US President Donald Trump said Wednesday he envisaged Republicans and Democrats working together on infrastructure and healthcare after US voters delivered a split verdict in hard-fought midterm elections.
“Maybe we will make a deal, maybe we won’t. That is possible,” he told a news conference at the White House.
“But we have a lot of things in common on infrastructure. We want to do something on healthcare, they want to do something on healthcare. There are a lot of great things that we can do together.”
Trump’s Republicans lost the House of Representatives in Tuesday’s vote but increased their majority in the Senate.
According to projections by The New York Times, Democrats will have 229 seats in the 435-member House while Republicans will hold 53 seats in the 100-member upper chamber of Congress, up from 51.

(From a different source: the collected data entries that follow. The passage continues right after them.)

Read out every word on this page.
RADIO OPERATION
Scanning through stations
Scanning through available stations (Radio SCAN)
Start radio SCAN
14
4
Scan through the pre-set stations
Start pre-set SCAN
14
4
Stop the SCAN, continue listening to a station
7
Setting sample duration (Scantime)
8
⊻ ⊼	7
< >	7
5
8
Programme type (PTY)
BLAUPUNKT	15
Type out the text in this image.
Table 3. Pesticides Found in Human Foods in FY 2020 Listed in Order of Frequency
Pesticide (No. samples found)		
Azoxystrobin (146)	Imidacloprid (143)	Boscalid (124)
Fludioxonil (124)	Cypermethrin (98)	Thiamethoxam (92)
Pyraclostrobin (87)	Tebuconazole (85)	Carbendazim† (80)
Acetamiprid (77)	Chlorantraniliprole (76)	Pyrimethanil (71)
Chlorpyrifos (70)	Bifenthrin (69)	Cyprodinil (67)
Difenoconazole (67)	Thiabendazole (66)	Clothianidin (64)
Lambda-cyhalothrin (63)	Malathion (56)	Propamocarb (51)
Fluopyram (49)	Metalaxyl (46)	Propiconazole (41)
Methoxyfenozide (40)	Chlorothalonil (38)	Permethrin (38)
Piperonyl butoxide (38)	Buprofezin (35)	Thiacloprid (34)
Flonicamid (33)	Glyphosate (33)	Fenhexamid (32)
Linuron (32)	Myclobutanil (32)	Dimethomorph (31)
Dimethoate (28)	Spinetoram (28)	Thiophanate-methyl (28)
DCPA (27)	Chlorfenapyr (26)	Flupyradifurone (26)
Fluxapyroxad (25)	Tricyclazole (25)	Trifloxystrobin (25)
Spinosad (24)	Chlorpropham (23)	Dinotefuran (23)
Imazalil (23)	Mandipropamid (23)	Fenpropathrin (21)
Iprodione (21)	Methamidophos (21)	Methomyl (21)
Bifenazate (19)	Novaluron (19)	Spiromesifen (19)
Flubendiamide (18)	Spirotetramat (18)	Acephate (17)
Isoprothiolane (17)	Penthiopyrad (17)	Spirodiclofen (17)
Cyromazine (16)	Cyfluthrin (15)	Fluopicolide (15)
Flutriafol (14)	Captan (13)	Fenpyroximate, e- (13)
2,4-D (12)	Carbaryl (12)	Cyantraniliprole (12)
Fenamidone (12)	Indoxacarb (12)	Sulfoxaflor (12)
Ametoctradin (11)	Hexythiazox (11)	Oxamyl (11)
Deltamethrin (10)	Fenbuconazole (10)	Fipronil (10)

Democrats also picked up seven governorships but fell short in a high-profile race for the governor’s mansion in Florida, expected to play a key role in the 2020 presidential election.
The result left Washington braced for the prospects of partisan warfare, with the Democrats poised take over House committees, giving them the power to hold hearings, call witnesses and issue subpoenas to administration officials.
But Trump sought to get lawmakers to work across the aisle to ensure that the country’s jobs growth and economic boom continued.
“Now it is time for members of both parties to join together, put partisanship a side, and keep the American economic miracle going strong. It is a miracle,” he said.